Almost everyone agrees that the ultimate goal of tax reform should be to lower statutory tax rates and that it should be revenue-neutral, that is, neither raising nor lowering net federal revenues over some reasonable time period. This will require the elimination of many tax expenditures benefiting both individuals and businesses.

There is much truth to this. But ultimately, this is a definition of tax reform that resonates principally with wonks, not the general public or even the larger political community. To be sure, partisan wrangling still goes on among tax experts, but it unfolds within certain boundaries -- the boundaries defined by traditional tax reform.

Meanwhile, a much larger and more important battle is raging in Washington over the meaning of tax reform.
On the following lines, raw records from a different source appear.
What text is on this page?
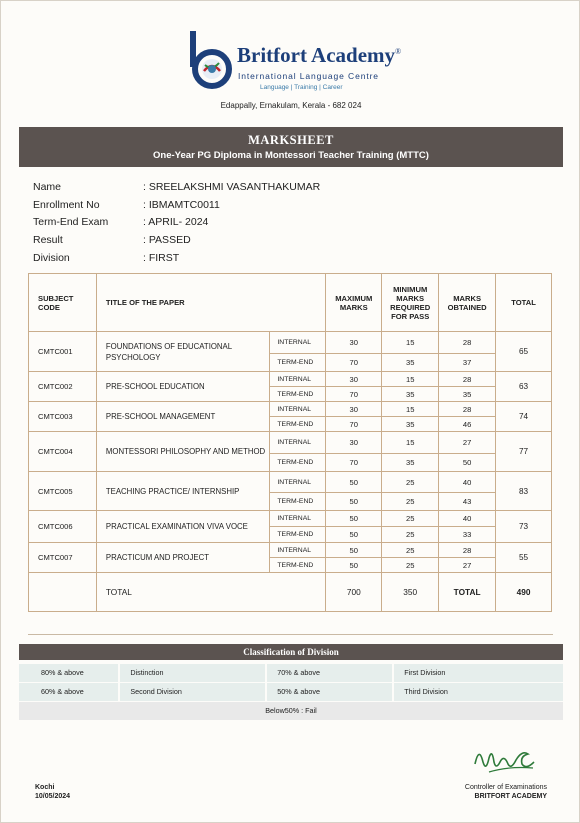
Britfort Academy®
International Language Centre
Language | Training | Career
Edappally, Ernakulam, Kerala - 682 024
MARKSHEET
One-Year PG Diploma in Montessori Teacher Training (MTTC)
Name	: SREELAKSHMI VASANTHAKUMAR
Enrollment No	: IBMAMTC0011
Term-End Exam	: APRIL- 2024
Result	: PASSED
Division	: FIRST
SUBJECT CODE	TITLE OF THE PAPER		MAXIMUM MARKS	MINIMUM MARKS REQUIRED FOR PASS	MARKS OBTAINED	TOTAL
CMTC001	FOUNDATIONS OF EDUCATIONAL PSYCHOLOGY	INTERNAL	30	15	28	65
		TERM-END	70	35	37	
CMTC002	PRE-SCHOOL EDUCATION	INTERNAL	30	15	28	63
		TERM-END	70	35	35	
CMTC003	PRE-SCHOOL MANAGEMENT	INTERNAL	30	15	28	74
		TERM-END	70	35	46	
CMTC004	MONTESSORI PHILOSOPHY AND METHOD	INTERNAL	30	15	27	77
		TERM-END	70	35	50	
CMTC005	TEACHING PRACTICE/ INTERNSHIP	INTERNAL	50	25	40	83
		TERM-END	50	25	43	
CMTC006	PRACTICAL EXAMINATION VIVA VOCE	INTERNAL	50	25	40	73
		TERM-END	50	25	33	
CMTC007	PRACTICUM AND PROJECT	INTERNAL	50	25	28	55
		TERM-END	50	25	27	
	TOTAL		700	350	TOTAL	490
Classification of Division
80% & above	Distinction	70% & above	First Division
60% & above	Second Division	50% & above	Third Division
Below50% : Fail
Kochi
10/05/2024
Controller of Examinations
BRITFORT ACADEMY
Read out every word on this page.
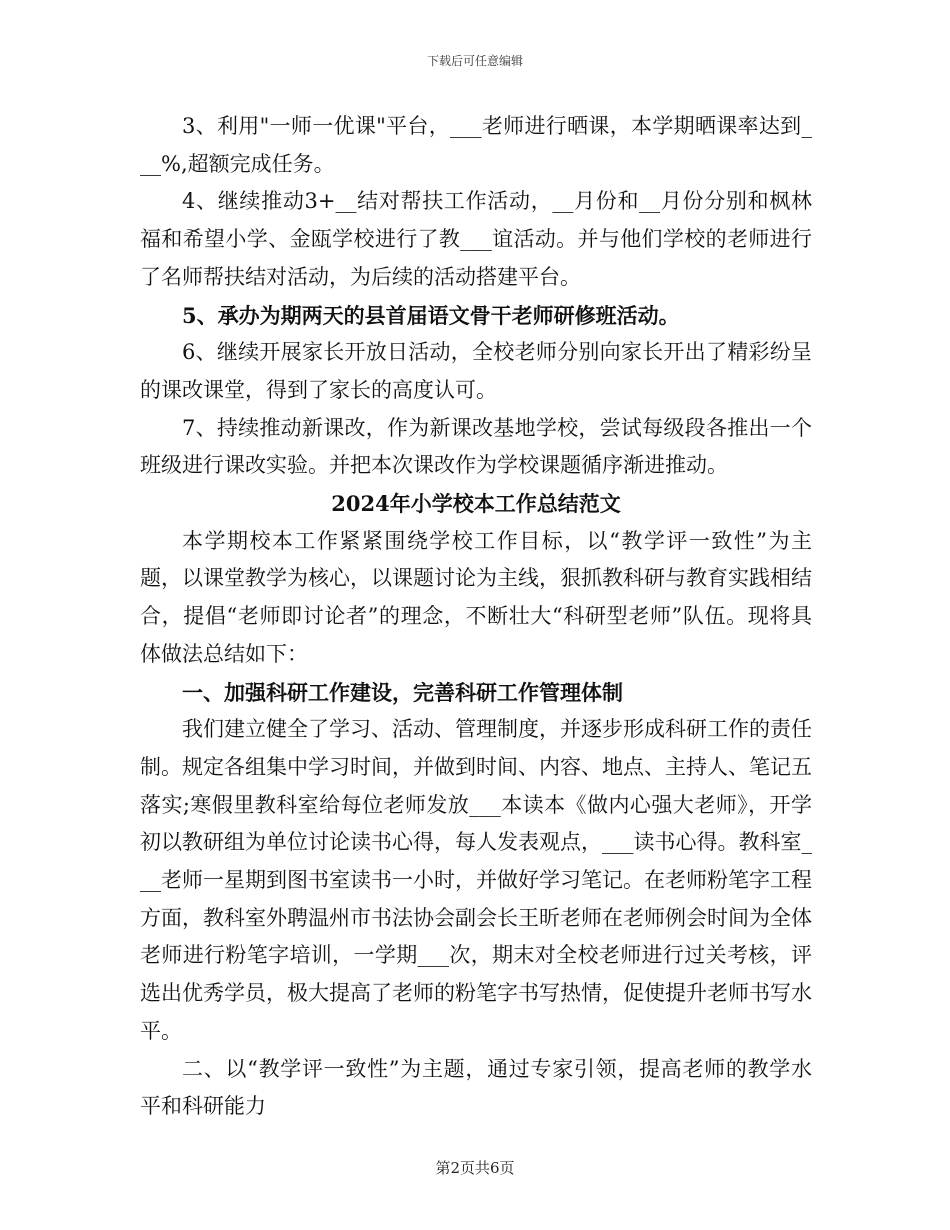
下载后可任意编辑

3、利用"一师一优课"平台，___老师进行晒课，本学期晒课率达到___%,超额完成任务。

4、继续推动3+__结对帮扶工作活动，__月份和__月份分别和枫林福和希望小学、金瓯学校进行了教___谊活动。并与他们学校的老师进行了名师帮扶结对活动，为后续的活动搭建平台。

5、承办为期两天的县首届语文骨干老师研修班活动。

6、继续开展家长开放日活动，全校老师分别向家长开出了精彩纷呈的课改课堂，得到了家长的高度认可。

7、持续推动新课改，作为新课改基地学校，尝试每级段各推出一个班级进行课改实验。并把本次课改作为学校课题循序渐进推动。

2024年小学校本工作总结范文

本学期校本工作紧紧围绕学校工作目标，以“教学评一致性”为主题，以课堂教学为核心，以课题讨论为主线，狠抓教科研与教育实践相结合，提倡“老师即讨论者”的理念，不断壮大“科研型老师”队伍。现将具体做法总结如下：

一、加强科研工作建设，完善科研工作管理体制

我们建立健全了学习、活动、管理制度，并逐步形成科研工作的责任制。规定各组集中学习时间，并做到时间、内容、地点、主持人、笔记五落实;寒假里教科室给每位老师发放___本读本《做内心强大老师》，开学初以教研组为单位讨论读书心得，每人发表观点，___读书心得。教科室___老师一星期到图书室读书一小时，并做好学习笔记。在老师粉笔字工程方面，教科室外聘温州市书法协会副会长王昕老师在老师例会时间为全体老师进行粉笔字培训，一学期___次，期末对全校老师进行过关考核，评选出优秀学员，极大提高了老师的粉笔字书写热情，促使提升老师书写水平。

二、以“教学评一致性”为主题，通过专家引领，提高老师的教学水平和科研能力

第2页共6页
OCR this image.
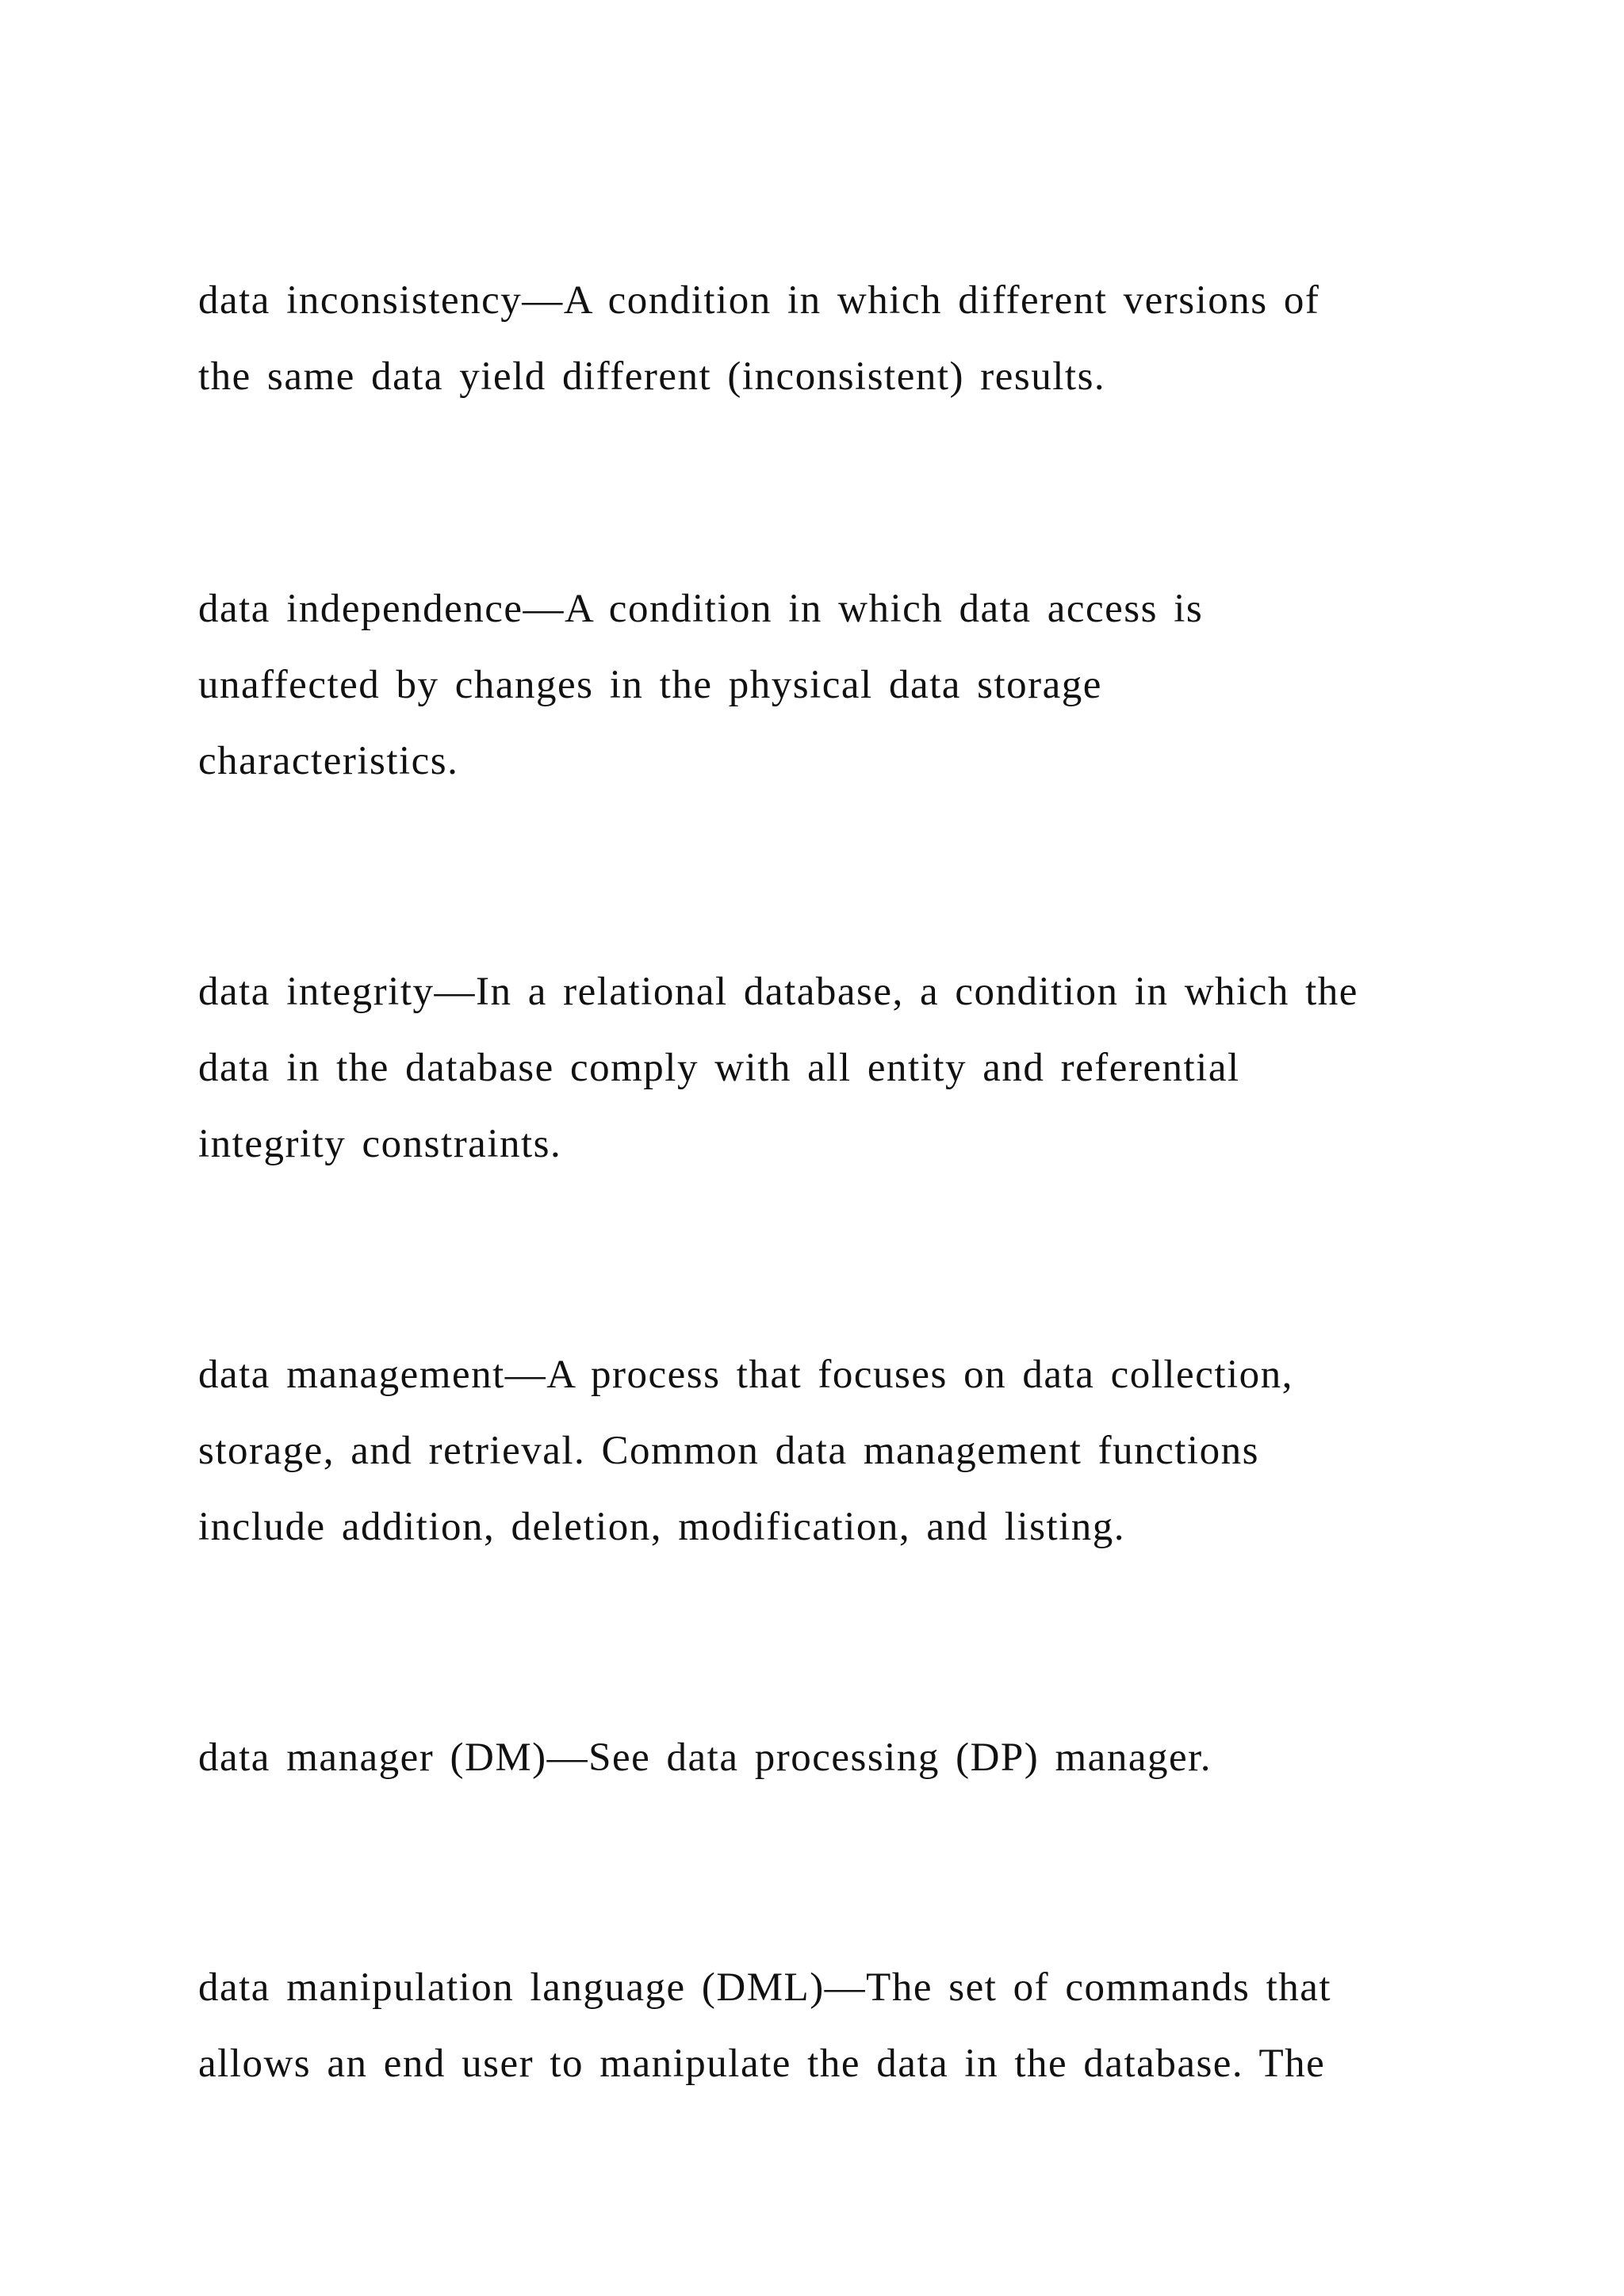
data inconsistency—A condition in which different versions of
the same data yield different (inconsistent) results.
data independence—A condition in which data access is
unaffected by changes in the physical data storage
characteristics.
data integrity—In a relational database, a condition in which the
data in the database comply with all entity and referential
integrity constraints.
data management—A process that focuses on data collection,
storage, and retrieval. Common data management functions
include addition, deletion, modification, and listing.
data manager (DM)—See data processing (DP) manager.
data manipulation language (DML)—The set of commands that
allows an end user to manipulate the data in the database. The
For most Democrats, reform means raising new money from the tax system, preferably from the rich. For most Republicans, reform means tax reduction of one sort or another. This debate over tax reform, meanwhile, is just part an even bigger, almost epic battle over the size and shape of government. The stakes of that battle are so high as to render tax reform little more than an afterthought.

Optimists will say that I am being unreasonable -- and ahistorical, too. They will point out that the meaning of "tax reform" was also contested in the 1980s; Republicans considered rate reduction the essence of reform, while Democrats focused on base broadening. Indeed, the basic bargain of traditional tax reform was politically appealing precisely because it was ambiguous; it made ample ideological room for all parties to the debate.

Fair enough. But the definitional differences of 1986 were questions of emphasis and degree; while important, they seem almost quaint in the context of our current politics. In the 1980s, the parties were arguing over relatively small changes to the size and role of government in society. Today, they are having a much more serious, vastly more fundamental debate over the kind of government we want to have. The stakes are much higher.

Until that debate gets settled, tax reform will remain a chimera. And no amount of happy talk (or detailed position papers) will make it any more real. This is one of those times when wishing will not make it so.

Thorndike is director of the Tax History Project at Tax Analysts and a visiting scholar in history at UVA.